En guise de conclusion, j'aimerais parler de ce duo de voyageurs russes assez insolite. Je ne serais pas aussi pessimiste que mon ami malaisien, mais lorsque l'on reste aussi peu de temps à chaque endroit, le microcosme du monde du voyage n'est-il finalement pas le seul qu'il nous est donné de connaître?

Ils s'appellent Vadim et Lydia.
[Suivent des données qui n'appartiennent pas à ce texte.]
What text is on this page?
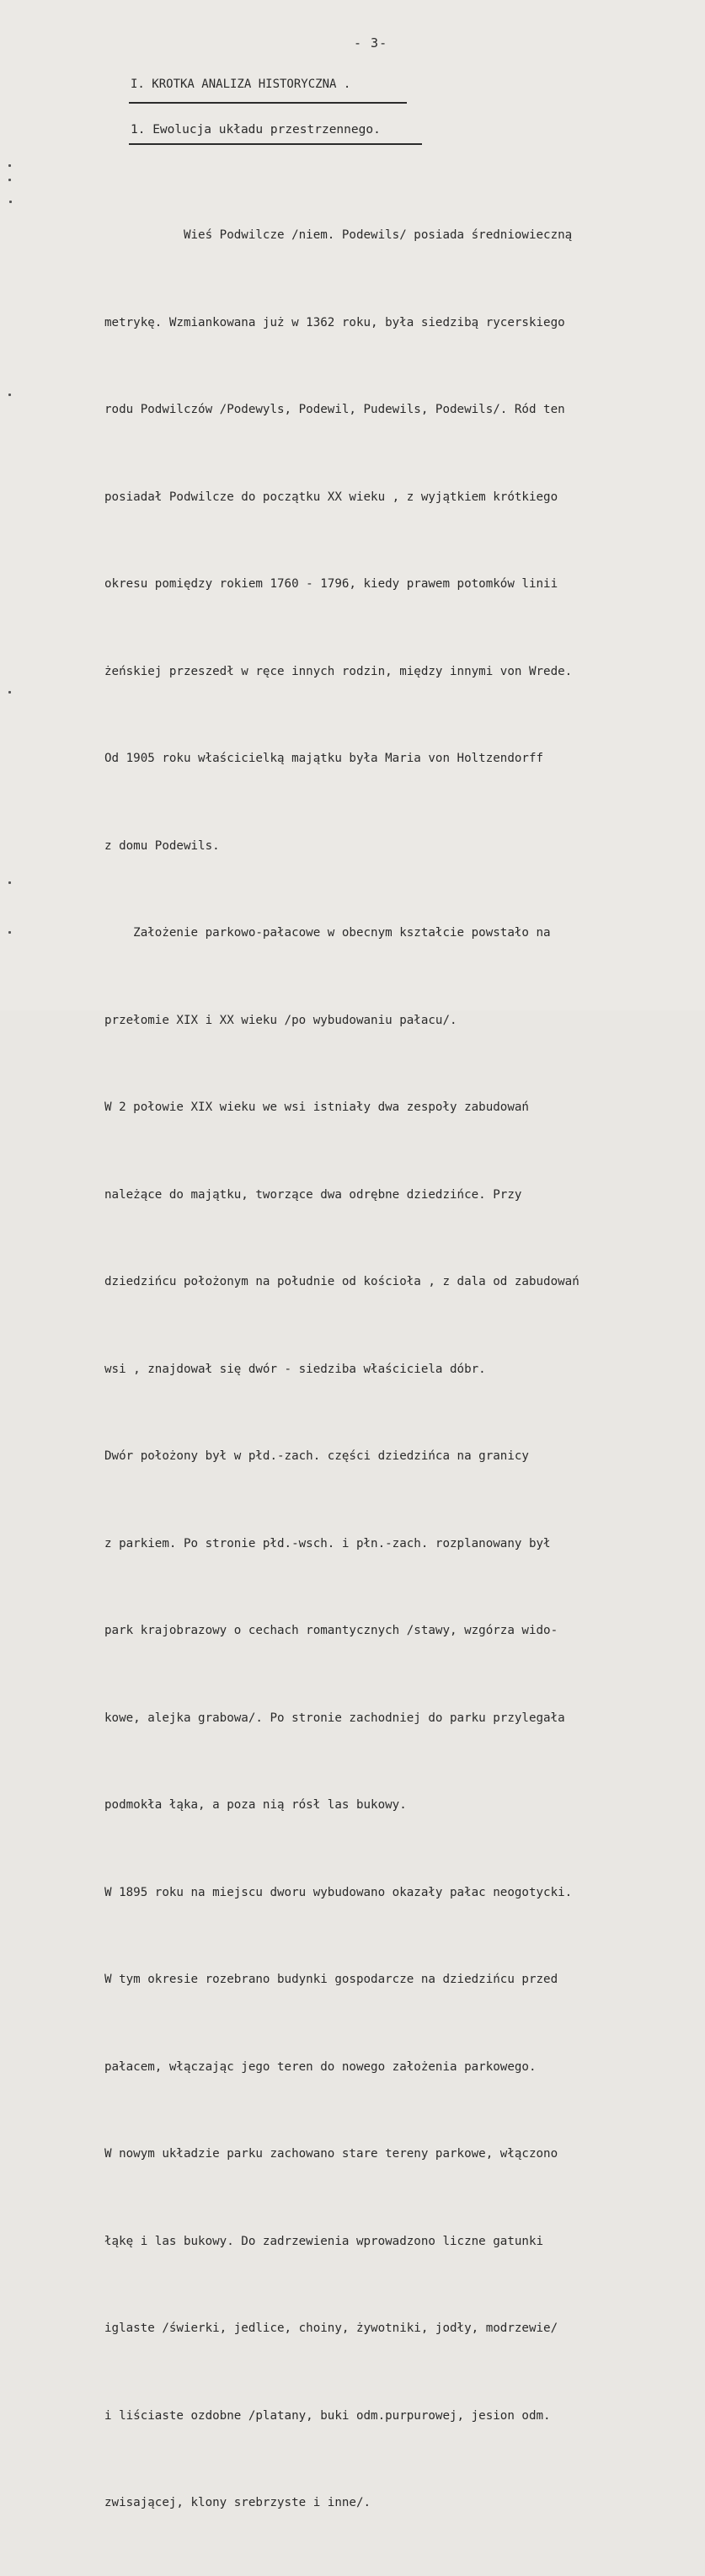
- 3-
I. KROTKA ANALIZA HISTORYCZNA .
1. Ewolucja układu przestrzennego.

Wieś Podwilcze /niem. Podewils/ posiada średniowieczną

metrykę. Wzmiankowana już w 1362 roku, była siedzibą rycerskiego

rodu Podwilczów /Podewyls, Podewil, Pudewils, Podewils/. Ród ten

posiadał Podwilcze do początku XX wieku , z wyjątkiem krótkiego

okresu pomiędzy rokiem 1760 - 1796, kiedy prawem potomków linii

żeńskiej przeszedł w ręce innych rodzin, między innymi von Wrede.

Od 1905 roku właścicielką majątku była Maria von Holtzendorff

z domu Podewils.

Założenie parkowo-pałacowe w obecnym kształcie powstało na

przełomie XIX i XX wieku /po wybudowaniu pałacu/.

W 2 połowie XIX wieku we wsi istniały dwa zespoły zabudowań

należące do majątku, tworzące dwa odrębne dziedzińce. Przy

dziedzińcu położonym na południe od kościoła , z dala od zabudowań

wsi , znajdował się dwór - siedziba właściciela dóbr.

Dwór położony był w płd.-zach. części dziedzińca na granicy

z parkiem. Po stronie płd.-wsch. i płn.-zach. rozplanowany był

park krajobrazowy o cechach romantycznych /stawy, wzgórza wido-

kowe, alejka grabowa/. Po stronie zachodniej do parku przylegała

podmokła łąka, a poza nią rósł las bukowy.

W 1895 roku na miejscu dworu wybudowano okazały pałac neogotycki.

W tym okresie rozebrano budynki gospodarcze na dziedzińcu przed

pałacem, włączając jego teren do nowego założenia parkowego.

W nowym układzie parku zachowano stare tereny parkowe, włączono

łąkę i las bukowy. Do zadrzewienia wprowadzono liczne gatunki

iglaste /świerki, jedlice, choiny, żywotniki, jodły, modrzewie/

i liściaste ozdobne /platany, buki odm.purpurowej, jesion odm.

zwisającej, klony srebrzyste i inne/.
Le frère et la sœur. Lui sur la trentaine, elle paraissant beaucoup plus âgée. Nous les avons rencontrés en descendant du Mont Bromo, avant de les retrouver dans le bus pour Yogyakarta.

Vadim était ingénieur électricien lorsqu'il a quitté sa ville natale du sud de la Russie. Pour pouvoir partir, il a vendu sa voiture et travaillé d'arrache-pied pendant un an. Avec sa sœur, ils ont débuté leur périple en septembre, par les Philippines. Ils se sont ensuite dirigés vers l'île de Bornéo, la partie malaisienne puis indonésienne, et ont alors commencé à remonter presque tout l'archipel indonésien, des îles Komodo jusqu'à Java.

Lorsqu'ils ont pris la route, ils ne connaissaient que la langue de Tolstoï. Vadim arrive maintenant à se faire comprendre en anglais et en indonésien. Passionné de yoga, il donne parfois des cours lorsqu'ils rencontrent des personnes intéressés. Tous les deux fascinés par la sagesse orientale, ils visitent beaucoup de monastères et autres lieux de culte.

Ils voyagent avec dans leurs bagages une toile de tente, qu'ils essaient d'utiliser au maximum pour économiser les nuits d'hôtel. Ils alternent alors entre des journées où elle veille sur leur campement pendant que lui visite, et d'autres jours où ils font le contraire. Cela leur laisse le temps de méditer, me dit-il.

Vadim me demande des conseils, même si les 100 pages de son unique guide de voyage couvre quatre pays, il ne sait rien des autres. Ils ont prévu de traverser Java, avant de passer par Singapour pour rejoindre la Malaisie. Rester quelques semaines là-bas, remonter vers la Thaïlande, puis se diriger vers la péninsule indochinoise. Passer en Chine, et enfin rentrer en Russie. A leur retour en mai, Vadim a pris la décision d'épouser la femme qui partageait sa vie avant qu'il parte.

En arrivant à Yogyakarta à 4h du matin par un bus de nuit inconfortable, nous étions prêts à partager un taxi pour rallier un hôtel en centre ville à moindre frais. Mais pour eux pas question de taxi, ils préfèrent prendre le premier bus public deux heures plus tard. Nous attendons finalement avec eux, et nos chemins ne se séparent qu'au moment où nous cherchons une chambre décente, tandis qu'ils regardent pour un endroit où planter leur tente.

Touristes, voyageurs, la différence est peut-être là.